From Sotheby's:
Executed during Picasso’s second trip to Paris in 1901, Les Courses à Auteuil shows the young artist’s fascination with elegant and colourful figures that he encountered there. The dynamic and varied life of the metropolis, with its busy boulevards, nightclubs, cafés and public gardens, offered him a rich source of inspiration. Whilst the society outcasts, such as street beggars, blind musicians and absinthe drinkers had resonance with the young Picasso, whose talent was yet to be fully recognised and who still lived modestly, he was also attracted to the fashionably dressed beau monde and extravagant courtesans, such as the groups of ladies at the races, adorned in lavish costumes and hats, depicted in the present work.

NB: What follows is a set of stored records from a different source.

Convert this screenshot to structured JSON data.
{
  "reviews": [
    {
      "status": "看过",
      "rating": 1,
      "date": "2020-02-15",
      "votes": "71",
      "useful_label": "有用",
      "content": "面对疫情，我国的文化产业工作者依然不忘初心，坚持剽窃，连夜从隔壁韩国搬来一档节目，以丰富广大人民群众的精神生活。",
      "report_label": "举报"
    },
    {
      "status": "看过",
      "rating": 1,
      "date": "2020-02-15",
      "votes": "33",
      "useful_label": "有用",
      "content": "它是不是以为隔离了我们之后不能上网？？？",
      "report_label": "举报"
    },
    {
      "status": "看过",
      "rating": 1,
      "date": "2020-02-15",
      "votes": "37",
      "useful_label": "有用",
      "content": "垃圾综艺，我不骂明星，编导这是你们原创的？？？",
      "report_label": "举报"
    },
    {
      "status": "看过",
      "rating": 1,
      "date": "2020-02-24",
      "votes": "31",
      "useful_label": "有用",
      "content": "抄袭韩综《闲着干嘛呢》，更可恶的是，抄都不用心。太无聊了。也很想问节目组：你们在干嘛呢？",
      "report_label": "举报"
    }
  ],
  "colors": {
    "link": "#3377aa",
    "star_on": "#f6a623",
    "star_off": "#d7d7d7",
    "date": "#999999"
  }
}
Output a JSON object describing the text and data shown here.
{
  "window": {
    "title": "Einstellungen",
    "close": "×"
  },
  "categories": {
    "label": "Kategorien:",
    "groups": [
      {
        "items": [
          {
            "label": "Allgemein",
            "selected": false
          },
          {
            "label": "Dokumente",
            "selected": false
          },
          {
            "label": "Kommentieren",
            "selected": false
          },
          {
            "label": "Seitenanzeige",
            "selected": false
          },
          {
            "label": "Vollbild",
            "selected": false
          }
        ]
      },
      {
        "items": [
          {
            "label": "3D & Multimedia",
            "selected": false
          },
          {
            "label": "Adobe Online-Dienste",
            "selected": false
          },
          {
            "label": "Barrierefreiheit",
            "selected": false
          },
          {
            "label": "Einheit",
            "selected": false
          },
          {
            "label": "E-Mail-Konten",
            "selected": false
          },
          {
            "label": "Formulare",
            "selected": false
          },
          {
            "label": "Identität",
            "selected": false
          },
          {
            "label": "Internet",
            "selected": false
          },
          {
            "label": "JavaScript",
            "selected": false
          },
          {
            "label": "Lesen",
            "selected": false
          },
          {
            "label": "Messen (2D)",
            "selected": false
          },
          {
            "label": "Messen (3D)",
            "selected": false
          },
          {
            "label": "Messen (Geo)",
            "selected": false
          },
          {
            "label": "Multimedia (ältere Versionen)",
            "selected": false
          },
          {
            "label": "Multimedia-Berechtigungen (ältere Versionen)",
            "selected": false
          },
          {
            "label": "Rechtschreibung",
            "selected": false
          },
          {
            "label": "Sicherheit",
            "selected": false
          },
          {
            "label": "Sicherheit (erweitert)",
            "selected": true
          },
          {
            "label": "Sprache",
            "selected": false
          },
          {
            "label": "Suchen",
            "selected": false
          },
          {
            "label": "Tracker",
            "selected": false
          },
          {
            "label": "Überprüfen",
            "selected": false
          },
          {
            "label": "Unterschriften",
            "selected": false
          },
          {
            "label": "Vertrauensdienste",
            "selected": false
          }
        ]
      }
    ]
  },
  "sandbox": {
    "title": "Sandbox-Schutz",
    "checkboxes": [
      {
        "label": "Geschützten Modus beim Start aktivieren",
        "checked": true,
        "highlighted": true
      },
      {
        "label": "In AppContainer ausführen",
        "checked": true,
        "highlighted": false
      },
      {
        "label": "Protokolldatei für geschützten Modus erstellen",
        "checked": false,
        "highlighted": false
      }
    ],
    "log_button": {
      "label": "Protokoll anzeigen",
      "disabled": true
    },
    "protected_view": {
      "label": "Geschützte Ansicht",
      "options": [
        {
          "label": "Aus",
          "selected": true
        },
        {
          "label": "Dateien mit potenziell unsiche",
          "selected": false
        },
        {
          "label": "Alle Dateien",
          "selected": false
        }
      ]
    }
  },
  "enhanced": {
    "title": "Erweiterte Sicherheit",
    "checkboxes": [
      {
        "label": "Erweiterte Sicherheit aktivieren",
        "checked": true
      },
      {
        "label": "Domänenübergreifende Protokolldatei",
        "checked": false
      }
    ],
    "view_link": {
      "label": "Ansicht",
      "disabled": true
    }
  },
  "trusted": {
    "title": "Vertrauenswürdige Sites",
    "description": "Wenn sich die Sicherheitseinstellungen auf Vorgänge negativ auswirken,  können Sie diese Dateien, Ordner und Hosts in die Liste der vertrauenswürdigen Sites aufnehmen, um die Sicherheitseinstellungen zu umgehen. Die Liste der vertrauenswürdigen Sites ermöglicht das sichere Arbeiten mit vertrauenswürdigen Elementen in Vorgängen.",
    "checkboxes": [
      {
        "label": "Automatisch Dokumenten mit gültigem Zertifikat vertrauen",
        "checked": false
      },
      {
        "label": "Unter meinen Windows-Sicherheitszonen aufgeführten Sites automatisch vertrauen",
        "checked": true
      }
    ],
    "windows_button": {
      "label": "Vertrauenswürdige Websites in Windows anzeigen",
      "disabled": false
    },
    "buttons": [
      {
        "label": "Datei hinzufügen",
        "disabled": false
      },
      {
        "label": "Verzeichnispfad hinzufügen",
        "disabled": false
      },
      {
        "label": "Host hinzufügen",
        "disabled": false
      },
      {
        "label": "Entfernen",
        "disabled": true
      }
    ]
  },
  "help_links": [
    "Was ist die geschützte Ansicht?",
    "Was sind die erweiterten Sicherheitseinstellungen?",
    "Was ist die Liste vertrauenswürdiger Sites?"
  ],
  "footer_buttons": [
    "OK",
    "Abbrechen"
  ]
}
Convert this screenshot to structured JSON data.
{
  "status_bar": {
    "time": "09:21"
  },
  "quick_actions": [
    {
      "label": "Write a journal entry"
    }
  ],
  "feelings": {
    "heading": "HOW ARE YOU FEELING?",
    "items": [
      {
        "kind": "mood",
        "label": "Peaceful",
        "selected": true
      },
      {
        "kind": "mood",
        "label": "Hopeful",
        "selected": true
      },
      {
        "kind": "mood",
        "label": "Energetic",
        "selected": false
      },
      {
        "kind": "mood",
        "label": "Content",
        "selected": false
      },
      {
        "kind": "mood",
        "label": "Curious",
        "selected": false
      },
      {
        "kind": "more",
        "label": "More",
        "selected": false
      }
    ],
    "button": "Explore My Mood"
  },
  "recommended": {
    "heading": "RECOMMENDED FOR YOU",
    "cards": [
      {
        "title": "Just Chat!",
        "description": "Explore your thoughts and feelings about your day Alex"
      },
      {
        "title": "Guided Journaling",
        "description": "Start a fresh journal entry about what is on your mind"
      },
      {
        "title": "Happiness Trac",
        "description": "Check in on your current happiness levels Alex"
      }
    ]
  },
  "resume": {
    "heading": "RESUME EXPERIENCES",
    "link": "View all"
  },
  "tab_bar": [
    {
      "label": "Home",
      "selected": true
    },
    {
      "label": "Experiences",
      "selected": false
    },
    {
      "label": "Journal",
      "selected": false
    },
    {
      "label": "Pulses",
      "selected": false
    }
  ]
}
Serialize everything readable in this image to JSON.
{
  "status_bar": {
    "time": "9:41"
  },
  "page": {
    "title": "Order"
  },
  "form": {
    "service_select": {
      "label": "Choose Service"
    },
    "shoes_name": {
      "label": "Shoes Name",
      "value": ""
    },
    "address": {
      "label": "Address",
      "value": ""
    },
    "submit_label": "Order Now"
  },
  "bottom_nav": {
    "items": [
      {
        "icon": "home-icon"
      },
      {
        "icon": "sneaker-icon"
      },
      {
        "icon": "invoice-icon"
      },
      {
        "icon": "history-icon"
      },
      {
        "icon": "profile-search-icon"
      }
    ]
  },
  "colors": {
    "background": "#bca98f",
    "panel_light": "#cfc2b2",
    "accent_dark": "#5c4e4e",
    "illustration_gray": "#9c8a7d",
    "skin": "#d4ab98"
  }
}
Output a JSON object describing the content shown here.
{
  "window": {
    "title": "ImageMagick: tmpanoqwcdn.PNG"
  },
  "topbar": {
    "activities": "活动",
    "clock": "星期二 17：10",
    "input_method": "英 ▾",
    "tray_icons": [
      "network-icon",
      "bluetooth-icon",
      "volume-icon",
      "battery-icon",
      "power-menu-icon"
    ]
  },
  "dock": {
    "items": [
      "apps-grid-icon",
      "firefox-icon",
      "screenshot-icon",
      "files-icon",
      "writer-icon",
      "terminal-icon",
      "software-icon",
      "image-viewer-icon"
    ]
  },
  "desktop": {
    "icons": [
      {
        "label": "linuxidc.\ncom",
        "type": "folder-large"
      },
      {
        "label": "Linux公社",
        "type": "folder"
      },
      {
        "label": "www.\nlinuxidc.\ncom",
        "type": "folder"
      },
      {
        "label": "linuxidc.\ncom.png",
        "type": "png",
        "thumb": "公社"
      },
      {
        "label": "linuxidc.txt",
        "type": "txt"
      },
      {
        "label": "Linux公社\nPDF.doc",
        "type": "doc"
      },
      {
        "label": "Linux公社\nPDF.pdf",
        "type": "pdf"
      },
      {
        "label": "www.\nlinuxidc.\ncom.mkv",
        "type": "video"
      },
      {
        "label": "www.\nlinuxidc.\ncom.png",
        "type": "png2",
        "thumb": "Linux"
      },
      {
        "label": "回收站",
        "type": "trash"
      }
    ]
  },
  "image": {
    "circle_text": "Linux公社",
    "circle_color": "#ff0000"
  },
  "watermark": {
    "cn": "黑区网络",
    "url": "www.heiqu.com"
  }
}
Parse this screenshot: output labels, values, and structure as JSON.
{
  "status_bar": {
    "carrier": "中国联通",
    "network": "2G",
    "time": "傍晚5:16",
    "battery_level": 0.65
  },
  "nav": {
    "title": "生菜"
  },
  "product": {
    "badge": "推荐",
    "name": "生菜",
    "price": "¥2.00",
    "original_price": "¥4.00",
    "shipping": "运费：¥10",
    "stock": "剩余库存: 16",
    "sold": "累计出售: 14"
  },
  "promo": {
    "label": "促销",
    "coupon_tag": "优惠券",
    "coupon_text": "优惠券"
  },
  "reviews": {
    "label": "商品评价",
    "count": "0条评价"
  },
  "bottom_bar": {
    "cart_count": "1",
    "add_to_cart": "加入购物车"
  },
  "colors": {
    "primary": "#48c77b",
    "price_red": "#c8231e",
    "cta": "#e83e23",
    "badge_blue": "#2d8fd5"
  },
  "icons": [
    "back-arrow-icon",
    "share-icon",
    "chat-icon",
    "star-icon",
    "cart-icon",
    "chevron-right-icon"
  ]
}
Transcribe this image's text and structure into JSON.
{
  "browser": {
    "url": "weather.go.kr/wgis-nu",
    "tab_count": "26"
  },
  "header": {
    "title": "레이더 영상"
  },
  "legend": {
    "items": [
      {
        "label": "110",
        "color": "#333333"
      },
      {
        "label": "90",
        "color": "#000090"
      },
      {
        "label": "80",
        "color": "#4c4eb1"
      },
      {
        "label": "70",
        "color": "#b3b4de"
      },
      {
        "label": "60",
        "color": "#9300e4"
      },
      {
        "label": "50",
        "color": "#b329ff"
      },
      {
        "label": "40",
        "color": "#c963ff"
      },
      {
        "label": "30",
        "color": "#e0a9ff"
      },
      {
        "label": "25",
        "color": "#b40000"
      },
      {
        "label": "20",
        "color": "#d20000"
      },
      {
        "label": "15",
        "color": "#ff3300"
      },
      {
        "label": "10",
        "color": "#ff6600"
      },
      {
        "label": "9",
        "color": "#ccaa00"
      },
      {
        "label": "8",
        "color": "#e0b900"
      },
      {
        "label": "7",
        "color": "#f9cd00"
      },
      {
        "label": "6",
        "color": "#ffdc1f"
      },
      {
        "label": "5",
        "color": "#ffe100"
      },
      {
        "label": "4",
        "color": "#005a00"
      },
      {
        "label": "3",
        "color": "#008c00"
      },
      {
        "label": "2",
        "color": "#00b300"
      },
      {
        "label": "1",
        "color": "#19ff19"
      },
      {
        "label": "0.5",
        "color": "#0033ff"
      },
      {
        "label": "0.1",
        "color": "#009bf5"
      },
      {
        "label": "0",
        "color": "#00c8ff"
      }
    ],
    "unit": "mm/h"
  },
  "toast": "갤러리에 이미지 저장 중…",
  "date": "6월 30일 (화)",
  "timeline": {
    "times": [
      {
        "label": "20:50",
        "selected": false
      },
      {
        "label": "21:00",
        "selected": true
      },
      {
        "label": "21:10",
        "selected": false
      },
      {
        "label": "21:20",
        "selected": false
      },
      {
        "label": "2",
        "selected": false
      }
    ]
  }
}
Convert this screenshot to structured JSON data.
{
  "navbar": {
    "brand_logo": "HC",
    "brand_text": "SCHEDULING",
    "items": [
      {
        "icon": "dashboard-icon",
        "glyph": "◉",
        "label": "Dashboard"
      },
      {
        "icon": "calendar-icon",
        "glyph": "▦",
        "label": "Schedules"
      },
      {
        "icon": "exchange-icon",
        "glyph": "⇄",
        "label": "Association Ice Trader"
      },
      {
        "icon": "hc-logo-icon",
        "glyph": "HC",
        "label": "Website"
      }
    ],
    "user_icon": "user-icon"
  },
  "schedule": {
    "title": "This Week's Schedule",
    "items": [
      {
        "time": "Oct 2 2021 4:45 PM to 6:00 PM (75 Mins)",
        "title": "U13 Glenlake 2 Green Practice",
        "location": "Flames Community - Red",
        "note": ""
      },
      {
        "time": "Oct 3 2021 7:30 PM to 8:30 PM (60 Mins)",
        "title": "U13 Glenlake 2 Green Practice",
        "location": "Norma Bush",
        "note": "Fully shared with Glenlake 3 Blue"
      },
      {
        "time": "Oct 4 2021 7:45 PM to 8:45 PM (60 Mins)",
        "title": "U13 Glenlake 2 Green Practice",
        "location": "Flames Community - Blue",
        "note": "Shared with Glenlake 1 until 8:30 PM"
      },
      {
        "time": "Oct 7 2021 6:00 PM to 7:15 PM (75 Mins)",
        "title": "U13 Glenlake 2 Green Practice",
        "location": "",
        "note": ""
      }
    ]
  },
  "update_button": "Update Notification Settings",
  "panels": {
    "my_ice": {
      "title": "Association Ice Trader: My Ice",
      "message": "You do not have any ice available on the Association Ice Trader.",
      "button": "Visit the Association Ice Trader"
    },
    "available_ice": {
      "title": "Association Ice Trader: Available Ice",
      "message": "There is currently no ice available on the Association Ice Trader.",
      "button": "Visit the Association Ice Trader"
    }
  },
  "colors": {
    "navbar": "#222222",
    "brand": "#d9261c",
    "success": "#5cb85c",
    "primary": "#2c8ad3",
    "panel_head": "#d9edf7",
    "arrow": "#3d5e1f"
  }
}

While it is possible that Picasso was introduced to members of the high society through his friends and supporters, and during the summer months attended the horse races at Auteuil and Longchamp, it is more likely that these subjects were largely derived from the artist’s imagination, fuelled by reports in the newspapers and magazines.
While the use of strong blue tones anticipates Picasso’s celebrated blue period, the overall bright palette and the decadent subject-matter of this oil evoke the fin-de-siècle Symbolism of artists as diverse as Toulouse-Lautrec and Bonnard. Reproductions of Toulouse-Lautrec’s paintings had appeared in French newspapers that were available in Barcelona and were well known to Picasso before he arrived in Paris. But the first-hand experience of these canvases and the decadent culture they portrayed increased his admiration for them and for the tradition in which they were painted. It was not only Lautrec’s draughtsmanship and the vibrant colours that impressed Picasso, but also the subject matter of the world of the cabaret and night clubs, opera and the races. In the present work, the graceful delineation of the women’s figures and the focus on their flamboyant dresses and hats bear testament to the important influence these artists had on the young Spaniard.